A rationale behind hashing salt or/and password or/and i is that it makes it impossible for an adversary to perform a precomputation that would be conceivable for iterated hash = H(hash) if the adversary can hope to ever perform next to $2^b$ hashes and store next to $2^b/n$ values. Assuming that, an attacker could pre-compute the result of $n/2$ iterations for values of hash less than $2^{b+1}/n$. During the normal computation for a given salt + password, there is good chance that such low values of hash is reached, and the precomputed table usable as a speedup. Edit: it seems quite likely that the number of hashes or/and the memory necessary can be greatly improved, perhaps even to $O(2^{b/2})$ hashes or $O(2^{b/2}/n)$ values, though I can't figure how for now.
The above two things could be an issue when $b=128$ (e.g. when using MD5); but are a complete non-issue when $b=512$ (our situation since SHA-512 is used).
A rationale behind putting hash first is that it avoids the pitfall we first studied, when H is an iterated hash function starting with the beginning of the message, as most practical hash functions are.
Update following comment: a rationale behind not iterating hash = H(hash + password) (but rather including salt and i in the mix), when the width $b$ of the hash is small, and the number of iterations $n$ high, could be that in the former case an adversary might get some advantage by a strategy where for each plausible password she performs some precomputation on common values of password giving it some sizable advantage in recognizing password from the final value of hash, especially if many pairs (salt, full final hash) are available.

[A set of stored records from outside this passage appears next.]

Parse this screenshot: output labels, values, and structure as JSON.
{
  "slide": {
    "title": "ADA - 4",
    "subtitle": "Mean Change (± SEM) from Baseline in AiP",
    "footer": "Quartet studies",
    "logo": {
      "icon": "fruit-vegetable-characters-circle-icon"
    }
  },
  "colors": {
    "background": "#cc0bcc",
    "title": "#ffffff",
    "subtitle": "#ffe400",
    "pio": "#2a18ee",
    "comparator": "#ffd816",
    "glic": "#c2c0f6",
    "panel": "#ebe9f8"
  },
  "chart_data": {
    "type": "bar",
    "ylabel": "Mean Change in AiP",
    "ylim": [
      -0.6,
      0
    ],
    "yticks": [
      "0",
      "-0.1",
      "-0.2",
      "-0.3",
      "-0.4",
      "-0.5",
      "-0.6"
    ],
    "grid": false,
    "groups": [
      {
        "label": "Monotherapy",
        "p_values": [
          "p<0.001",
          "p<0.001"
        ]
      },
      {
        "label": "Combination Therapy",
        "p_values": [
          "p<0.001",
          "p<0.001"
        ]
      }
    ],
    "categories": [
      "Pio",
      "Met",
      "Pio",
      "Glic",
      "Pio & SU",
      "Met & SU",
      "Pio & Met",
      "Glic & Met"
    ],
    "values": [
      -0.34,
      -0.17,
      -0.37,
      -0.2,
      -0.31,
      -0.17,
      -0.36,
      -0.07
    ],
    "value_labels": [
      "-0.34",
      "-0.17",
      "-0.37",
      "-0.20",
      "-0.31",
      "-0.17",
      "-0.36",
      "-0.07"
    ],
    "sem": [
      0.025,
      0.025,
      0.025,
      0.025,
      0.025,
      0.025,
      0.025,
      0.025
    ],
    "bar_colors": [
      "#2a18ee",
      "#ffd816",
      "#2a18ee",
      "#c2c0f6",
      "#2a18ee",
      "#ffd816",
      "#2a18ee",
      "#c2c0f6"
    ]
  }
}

As an example of such a strategy, assume that $b=64$ and $n=2^{30}$. For any given password, a sizable fraction of salt values are such that a cycle is entered during the legitimate computation, and a powerful adversary can tabulate, independently of salt, a sizable fraction of the lower values of hash reached in such cycles. Then, for each final value of hash at hand, and each password, the adversary can iterate perhaps $2^{26}$ times, test if any of the (smaller) values reached is in the precomputed table, and in the affirmative make a full test for this password. Odds of recognizing a (salt,password) pair for a given effort are improved compared to pure brute force (at least when the number of password tested is such that a few are among the (salt,password) pairs, and neglecting the cost of the precomputation and table lookups; and I guess, with some refined strategies, even accounting for these costs).

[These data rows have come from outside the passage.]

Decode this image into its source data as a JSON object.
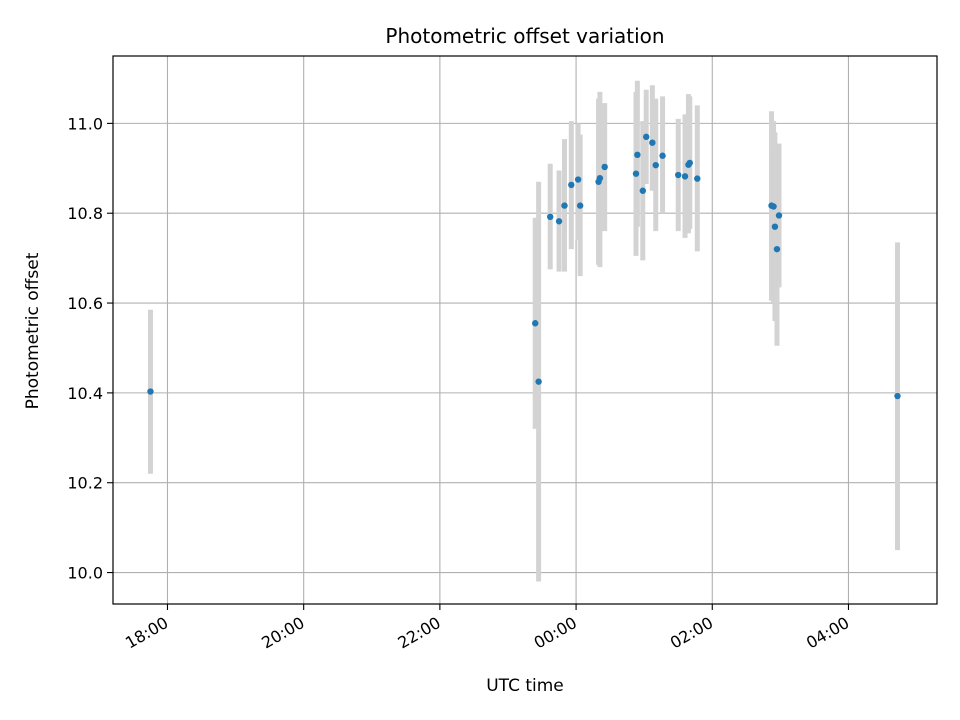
{
  "chart_data": {
    "type": "scatter",
    "title": "Photometric offset variation",
    "xlabel": "UTC time",
    "ylabel": "Photometric offset",
    "grid": true,
    "x_unit": "hours since 00:00 UTC",
    "xlim": [
      -6.8,
      5.3
    ],
    "ylim": [
      9.93,
      11.15
    ],
    "x_ticks": [
      {
        "value": -6,
        "label": "18:00"
      },
      {
        "value": -4,
        "label": "20:00"
      },
      {
        "value": -2,
        "label": "22:00"
      },
      {
        "value": 0,
        "label": "00:00"
      },
      {
        "value": 2,
        "label": "02:00"
      },
      {
        "value": 4,
        "label": "04:00"
      }
    ],
    "y_ticks": [
      {
        "value": 10.0,
        "label": "10.0"
      },
      {
        "value": 10.2,
        "label": "10.2"
      },
      {
        "value": 10.4,
        "label": "10.4"
      },
      {
        "value": 10.6,
        "label": "10.6"
      },
      {
        "value": 10.8,
        "label": "10.8"
      },
      {
        "value": 11.0,
        "label": "11.0"
      }
    ],
    "colors": {
      "point": "#1f77b4",
      "errorbar": "#d3d3d3",
      "grid": "#b0b0b0"
    },
    "points": [
      {
        "x": -6.25,
        "y": 10.403,
        "lo": 10.22,
        "hi": 10.585
      },
      {
        "x": -0.6,
        "y": 10.555,
        "lo": 10.32,
        "hi": 10.79
      },
      {
        "x": -0.55,
        "y": 10.425,
        "lo": 9.98,
        "hi": 10.87
      },
      {
        "x": -0.38,
        "y": 10.792,
        "lo": 10.675,
        "hi": 10.91
      },
      {
        "x": -0.25,
        "y": 10.782,
        "lo": 10.67,
        "hi": 10.895
      },
      {
        "x": -0.17,
        "y": 10.817,
        "lo": 10.67,
        "hi": 10.965
      },
      {
        "x": -0.07,
        "y": 10.863,
        "lo": 10.72,
        "hi": 11.005
      },
      {
        "x": 0.03,
        "y": 10.875,
        "lo": 10.74,
        "hi": 11.0
      },
      {
        "x": 0.06,
        "y": 10.817,
        "lo": 10.66,
        "hi": 10.975
      },
      {
        "x": 0.33,
        "y": 10.87,
        "lo": 10.685,
        "hi": 11.055
      },
      {
        "x": 0.35,
        "y": 10.878,
        "lo": 10.68,
        "hi": 11.07
      },
      {
        "x": 0.42,
        "y": 10.903,
        "lo": 10.76,
        "hi": 11.045
      },
      {
        "x": 0.88,
        "y": 10.888,
        "lo": 10.705,
        "hi": 11.07
      },
      {
        "x": 0.9,
        "y": 10.93,
        "lo": 10.77,
        "hi": 11.095
      },
      {
        "x": 0.98,
        "y": 10.85,
        "lo": 10.695,
        "hi": 11.005
      },
      {
        "x": 1.03,
        "y": 10.97,
        "lo": 10.865,
        "hi": 11.075
      },
      {
        "x": 1.12,
        "y": 10.957,
        "lo": 10.85,
        "hi": 11.085
      },
      {
        "x": 1.17,
        "y": 10.907,
        "lo": 10.76,
        "hi": 11.055
      },
      {
        "x": 1.27,
        "y": 10.928,
        "lo": 10.8,
        "hi": 11.06
      },
      {
        "x": 1.5,
        "y": 10.885,
        "lo": 10.76,
        "hi": 11.01
      },
      {
        "x": 1.6,
        "y": 10.882,
        "lo": 10.745,
        "hi": 11.02
      },
      {
        "x": 1.65,
        "y": 10.908,
        "lo": 10.755,
        "hi": 11.065
      },
      {
        "x": 1.67,
        "y": 10.912,
        "lo": 10.765,
        "hi": 11.06
      },
      {
        "x": 1.78,
        "y": 10.877,
        "lo": 10.715,
        "hi": 11.04
      },
      {
        "x": 2.87,
        "y": 10.817,
        "lo": 10.605,
        "hi": 11.027
      },
      {
        "x": 2.9,
        "y": 10.815,
        "lo": 10.6,
        "hi": 11.005
      },
      {
        "x": 2.92,
        "y": 10.77,
        "lo": 10.56,
        "hi": 10.98
      },
      {
        "x": 2.95,
        "y": 10.72,
        "lo": 10.505,
        "hi": 10.935
      },
      {
        "x": 2.98,
        "y": 10.795,
        "lo": 10.635,
        "hi": 10.955
      },
      {
        "x": 4.72,
        "y": 10.393,
        "lo": 10.05,
        "hi": 10.735
      }
    ]
  }
}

Again, using $b=512$ is plenty appropriate to make iterating hash = H(hash) entirely satisfactory (assuming an attack using classical computers). It even seems possible to make a formal reduction from any attack against that to an attack on the hash (to keep the proof simple, it might help to prevent salt + password from having the same size as hash, e.g. by using a 65-byte salt).
And notice that there is at least one excellent reason not to include password in the mix: making it less likely that password could leak by some side channel on a legitimate user's platform, perhaps by a mechanism remotely similar to this.
Final note: the state of the art is not iterating a hash, but rather iterating a function requiring a large (and preferably parameterizable) amount of memory, and as an aside such that the efficiency on the legitimate platforms using commodity multi-core CPUs is as good as possible, which makes dedicated hardware less attractive for the attacker; see scrypt, or bcrypt (still more common although it lacks parameterizable memory size, use of multiple cores, and seems less close to optimality on commodity CPUs).